Thank you all, the data helps significantly.
We are restoring a small percent of servers that were scheduled for maintenance to recover lost capacity.
Hey! I have the same issue. Even tho I have enabled active workers that my production service was relying upon, they have been throttled and my service became unreliable. I lose clients guys.
Here how it looks, but I have 2 active workers enabled.
But Runpod doesn't give them to me, and I saw it having 0 workers. I think it's horrible.


RTX 4090 is completely unstable at the moment
Solution
I believe I've spoken to all of you in a mixture of other threads and in the general channel - but sharing this for visibility:
Throughout this week we've been running emergency maintenance and the users most affected are those running serverless workloads with popular GPUs. Where we may have a surplus of a specific GPU, we have to delist the machines that host the GPUs (where it's up to 8 GPUs per machine) to perform work on them.
We are obligated to perform this maintenance across the fleet and only ask for your patience until it's done and we can disclose the reason.
When it will be finished?
We're doing small subsets of machines daily until Friday.
why didnt we got informed beforehand but only when the shit hits the fan?

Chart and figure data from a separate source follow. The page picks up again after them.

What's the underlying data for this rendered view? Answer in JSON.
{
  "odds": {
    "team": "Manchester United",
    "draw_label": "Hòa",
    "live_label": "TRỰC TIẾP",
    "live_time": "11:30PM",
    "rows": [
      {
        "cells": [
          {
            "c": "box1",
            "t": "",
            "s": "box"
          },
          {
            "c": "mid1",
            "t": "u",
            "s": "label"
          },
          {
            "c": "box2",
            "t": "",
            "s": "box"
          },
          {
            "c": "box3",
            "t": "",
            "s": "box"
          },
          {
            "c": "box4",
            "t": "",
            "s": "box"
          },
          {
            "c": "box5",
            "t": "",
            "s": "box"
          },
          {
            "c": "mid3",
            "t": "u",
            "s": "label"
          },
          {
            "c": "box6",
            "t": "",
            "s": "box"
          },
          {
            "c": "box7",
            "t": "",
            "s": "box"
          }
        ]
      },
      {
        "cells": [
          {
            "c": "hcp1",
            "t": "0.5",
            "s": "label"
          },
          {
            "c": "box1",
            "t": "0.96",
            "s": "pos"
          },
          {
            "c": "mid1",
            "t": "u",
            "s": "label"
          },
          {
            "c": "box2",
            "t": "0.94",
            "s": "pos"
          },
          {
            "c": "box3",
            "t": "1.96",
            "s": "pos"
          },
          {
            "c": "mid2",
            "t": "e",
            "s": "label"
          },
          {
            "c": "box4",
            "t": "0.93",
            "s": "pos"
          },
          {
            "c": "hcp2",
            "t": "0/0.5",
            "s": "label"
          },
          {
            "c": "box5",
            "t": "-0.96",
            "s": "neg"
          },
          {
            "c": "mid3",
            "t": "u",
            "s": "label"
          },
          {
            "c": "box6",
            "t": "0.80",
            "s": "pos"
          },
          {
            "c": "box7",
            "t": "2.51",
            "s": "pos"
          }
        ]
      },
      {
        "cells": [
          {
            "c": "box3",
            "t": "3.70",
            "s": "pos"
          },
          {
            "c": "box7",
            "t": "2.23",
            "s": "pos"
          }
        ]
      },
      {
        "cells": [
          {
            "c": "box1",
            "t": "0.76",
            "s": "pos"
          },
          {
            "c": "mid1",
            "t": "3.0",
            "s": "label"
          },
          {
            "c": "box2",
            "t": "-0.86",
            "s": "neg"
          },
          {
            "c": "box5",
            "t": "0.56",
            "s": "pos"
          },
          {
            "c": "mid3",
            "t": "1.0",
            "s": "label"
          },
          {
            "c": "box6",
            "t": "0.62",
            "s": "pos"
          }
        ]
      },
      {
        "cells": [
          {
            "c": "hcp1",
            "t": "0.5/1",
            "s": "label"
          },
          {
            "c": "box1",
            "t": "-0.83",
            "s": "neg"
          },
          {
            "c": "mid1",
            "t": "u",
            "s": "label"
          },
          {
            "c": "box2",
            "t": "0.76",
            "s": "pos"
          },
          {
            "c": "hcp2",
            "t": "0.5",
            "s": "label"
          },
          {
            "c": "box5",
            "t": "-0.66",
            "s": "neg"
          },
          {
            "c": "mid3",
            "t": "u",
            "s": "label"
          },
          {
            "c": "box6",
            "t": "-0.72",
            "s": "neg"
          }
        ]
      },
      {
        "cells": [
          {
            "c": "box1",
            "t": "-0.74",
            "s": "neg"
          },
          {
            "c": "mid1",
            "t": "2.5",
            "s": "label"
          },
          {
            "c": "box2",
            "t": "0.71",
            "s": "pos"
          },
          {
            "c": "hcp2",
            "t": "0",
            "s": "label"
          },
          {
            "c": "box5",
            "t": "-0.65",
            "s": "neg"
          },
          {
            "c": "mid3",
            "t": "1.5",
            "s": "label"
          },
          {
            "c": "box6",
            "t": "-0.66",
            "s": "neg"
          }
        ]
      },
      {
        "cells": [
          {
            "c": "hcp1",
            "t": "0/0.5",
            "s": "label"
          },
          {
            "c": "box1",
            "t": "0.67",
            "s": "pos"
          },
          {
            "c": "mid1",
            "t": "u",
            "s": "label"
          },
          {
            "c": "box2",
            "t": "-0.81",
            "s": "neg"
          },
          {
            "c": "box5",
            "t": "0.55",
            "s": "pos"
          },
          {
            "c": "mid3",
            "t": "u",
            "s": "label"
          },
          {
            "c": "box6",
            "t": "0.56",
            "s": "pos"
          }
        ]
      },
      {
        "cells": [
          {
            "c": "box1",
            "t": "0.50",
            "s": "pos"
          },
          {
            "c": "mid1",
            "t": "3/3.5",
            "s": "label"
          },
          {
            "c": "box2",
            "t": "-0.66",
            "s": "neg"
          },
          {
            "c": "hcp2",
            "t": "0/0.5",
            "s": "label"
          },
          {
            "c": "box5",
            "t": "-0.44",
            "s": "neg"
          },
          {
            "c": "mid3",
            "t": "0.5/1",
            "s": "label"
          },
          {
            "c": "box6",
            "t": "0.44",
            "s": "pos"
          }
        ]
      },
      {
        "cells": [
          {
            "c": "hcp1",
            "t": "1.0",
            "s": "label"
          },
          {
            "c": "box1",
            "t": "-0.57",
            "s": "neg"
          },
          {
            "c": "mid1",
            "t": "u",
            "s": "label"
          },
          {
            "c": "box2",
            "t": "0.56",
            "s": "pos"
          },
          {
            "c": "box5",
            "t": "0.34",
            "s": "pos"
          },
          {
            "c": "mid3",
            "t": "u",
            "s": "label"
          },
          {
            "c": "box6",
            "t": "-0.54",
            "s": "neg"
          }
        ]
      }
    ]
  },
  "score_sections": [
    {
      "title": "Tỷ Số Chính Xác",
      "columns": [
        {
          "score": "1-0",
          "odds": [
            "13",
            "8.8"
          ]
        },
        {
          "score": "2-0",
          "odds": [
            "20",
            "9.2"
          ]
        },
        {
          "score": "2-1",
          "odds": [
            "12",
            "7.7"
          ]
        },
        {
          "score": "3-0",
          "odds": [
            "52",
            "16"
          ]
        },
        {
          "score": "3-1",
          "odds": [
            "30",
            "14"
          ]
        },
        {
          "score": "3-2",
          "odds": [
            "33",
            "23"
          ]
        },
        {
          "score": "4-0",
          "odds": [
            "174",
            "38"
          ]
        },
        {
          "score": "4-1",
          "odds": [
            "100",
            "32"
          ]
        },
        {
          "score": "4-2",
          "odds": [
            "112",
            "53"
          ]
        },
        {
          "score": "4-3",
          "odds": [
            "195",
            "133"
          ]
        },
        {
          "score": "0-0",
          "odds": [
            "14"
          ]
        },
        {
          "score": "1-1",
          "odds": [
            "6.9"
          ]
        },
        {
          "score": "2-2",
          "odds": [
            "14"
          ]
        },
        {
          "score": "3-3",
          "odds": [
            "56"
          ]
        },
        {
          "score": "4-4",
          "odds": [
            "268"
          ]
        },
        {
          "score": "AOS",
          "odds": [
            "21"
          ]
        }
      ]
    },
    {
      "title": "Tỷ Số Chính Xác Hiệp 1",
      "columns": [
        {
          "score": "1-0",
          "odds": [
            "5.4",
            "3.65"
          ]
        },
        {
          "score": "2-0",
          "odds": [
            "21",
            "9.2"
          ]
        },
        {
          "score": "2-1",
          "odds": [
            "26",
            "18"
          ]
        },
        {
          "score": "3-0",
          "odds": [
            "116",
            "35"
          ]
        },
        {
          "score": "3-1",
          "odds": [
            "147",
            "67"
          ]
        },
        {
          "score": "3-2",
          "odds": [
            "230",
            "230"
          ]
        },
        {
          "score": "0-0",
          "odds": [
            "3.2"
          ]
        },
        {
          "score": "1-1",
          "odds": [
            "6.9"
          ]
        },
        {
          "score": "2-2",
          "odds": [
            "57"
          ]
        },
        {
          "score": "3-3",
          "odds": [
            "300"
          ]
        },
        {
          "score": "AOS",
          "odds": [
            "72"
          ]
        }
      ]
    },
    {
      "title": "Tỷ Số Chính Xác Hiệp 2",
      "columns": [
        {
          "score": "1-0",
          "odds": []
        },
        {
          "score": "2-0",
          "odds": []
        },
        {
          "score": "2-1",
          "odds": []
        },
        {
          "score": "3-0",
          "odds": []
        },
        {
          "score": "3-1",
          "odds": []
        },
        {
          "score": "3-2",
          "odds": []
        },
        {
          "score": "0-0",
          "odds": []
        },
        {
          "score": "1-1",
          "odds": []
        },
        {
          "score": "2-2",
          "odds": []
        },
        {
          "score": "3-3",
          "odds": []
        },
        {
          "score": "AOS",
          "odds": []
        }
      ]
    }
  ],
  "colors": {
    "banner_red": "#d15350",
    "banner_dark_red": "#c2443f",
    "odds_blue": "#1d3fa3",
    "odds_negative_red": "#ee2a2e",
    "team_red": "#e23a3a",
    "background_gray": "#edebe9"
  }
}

That's an odd behaviour tbh. and not how clients should get treated no matter you are obligated to or not. Don't you also have an obligation to us, your paying customers? 😄
We were only capable of informing users with persistent Pods due to the nature of our delisting process. When we mark a machine for maintenence, it emails anyone running a Pod on the host. For example, even my own customer account which only runs serverless workloads didn't get an email about this.
While I also want reform for this process, our hands are tied due to the nature of the problem. I truly really can't tell you the reason until we're done.

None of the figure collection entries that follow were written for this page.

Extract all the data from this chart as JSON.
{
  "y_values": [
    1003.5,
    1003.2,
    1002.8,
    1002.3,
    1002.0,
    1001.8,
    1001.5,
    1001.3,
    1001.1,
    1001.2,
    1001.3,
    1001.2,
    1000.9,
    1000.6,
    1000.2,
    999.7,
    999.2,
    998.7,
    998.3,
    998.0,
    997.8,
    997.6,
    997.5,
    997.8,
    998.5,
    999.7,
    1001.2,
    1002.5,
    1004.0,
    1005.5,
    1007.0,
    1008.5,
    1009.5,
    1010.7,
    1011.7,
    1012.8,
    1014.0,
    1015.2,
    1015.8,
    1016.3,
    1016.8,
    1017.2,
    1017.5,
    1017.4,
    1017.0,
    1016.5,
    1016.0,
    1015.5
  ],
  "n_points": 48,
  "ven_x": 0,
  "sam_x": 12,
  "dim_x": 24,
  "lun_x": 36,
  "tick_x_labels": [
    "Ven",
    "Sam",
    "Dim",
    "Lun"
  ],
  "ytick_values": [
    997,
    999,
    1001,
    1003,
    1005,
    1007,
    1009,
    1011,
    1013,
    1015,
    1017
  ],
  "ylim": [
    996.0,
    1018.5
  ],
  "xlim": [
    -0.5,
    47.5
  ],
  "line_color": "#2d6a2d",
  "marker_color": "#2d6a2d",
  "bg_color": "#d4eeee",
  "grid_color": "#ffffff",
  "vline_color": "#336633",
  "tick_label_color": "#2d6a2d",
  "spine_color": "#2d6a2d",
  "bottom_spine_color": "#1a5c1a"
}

Thank you for your transparency. yes, same here. only serverless and thsi created lots of issues throughout today.
OK, thank you for the information. Even though I would have loved to be notified without figuring it out on my own (we had half a day of near downtime before migrating :/) I see that it wasn't possible in this case. Good to hear that you're working on improving the communications
It's a little last minute for us too, and any process improvements I suggest just can't be applied yet because of the timeline we're obligated to here.

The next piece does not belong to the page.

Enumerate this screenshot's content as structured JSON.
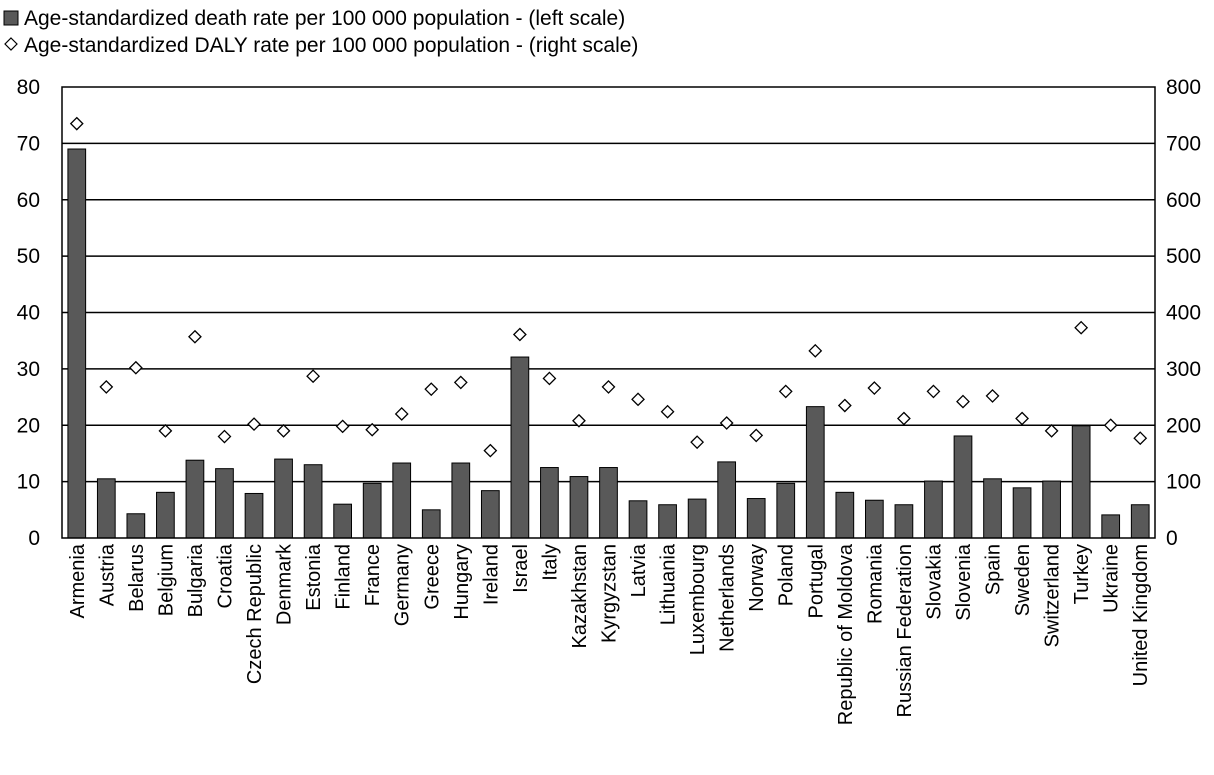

We'll look to making this less uncomfortable in the future, we have a few ideas already.
Same for me, and can't select other gpu cause other is low

So will the problem still be relevant tomorrow?
All of our scheduled maintenance for tomorrow is postponed.
Hi.
How long are they being postponed?
When will at least minimal work for 4090 be restored?
Hello, ive also been running into similar issues, so i've added more GPU options 32, 80, and 141 GB however my rollout has been stuck in this state for the past 3-4 hours. endpoint is unusuable. any way to get it rolled out?

When can we expect a solution to this problem, and what should we do if our business relies on daily use of serverless?
I thought we are going to be stable after Friday.
Is it no longer true? Then it seems we need to move to another provider.
Can you recommend good providers?
It's already Saturday, but work still hasn't returned to normal. How much longer do we have to wait?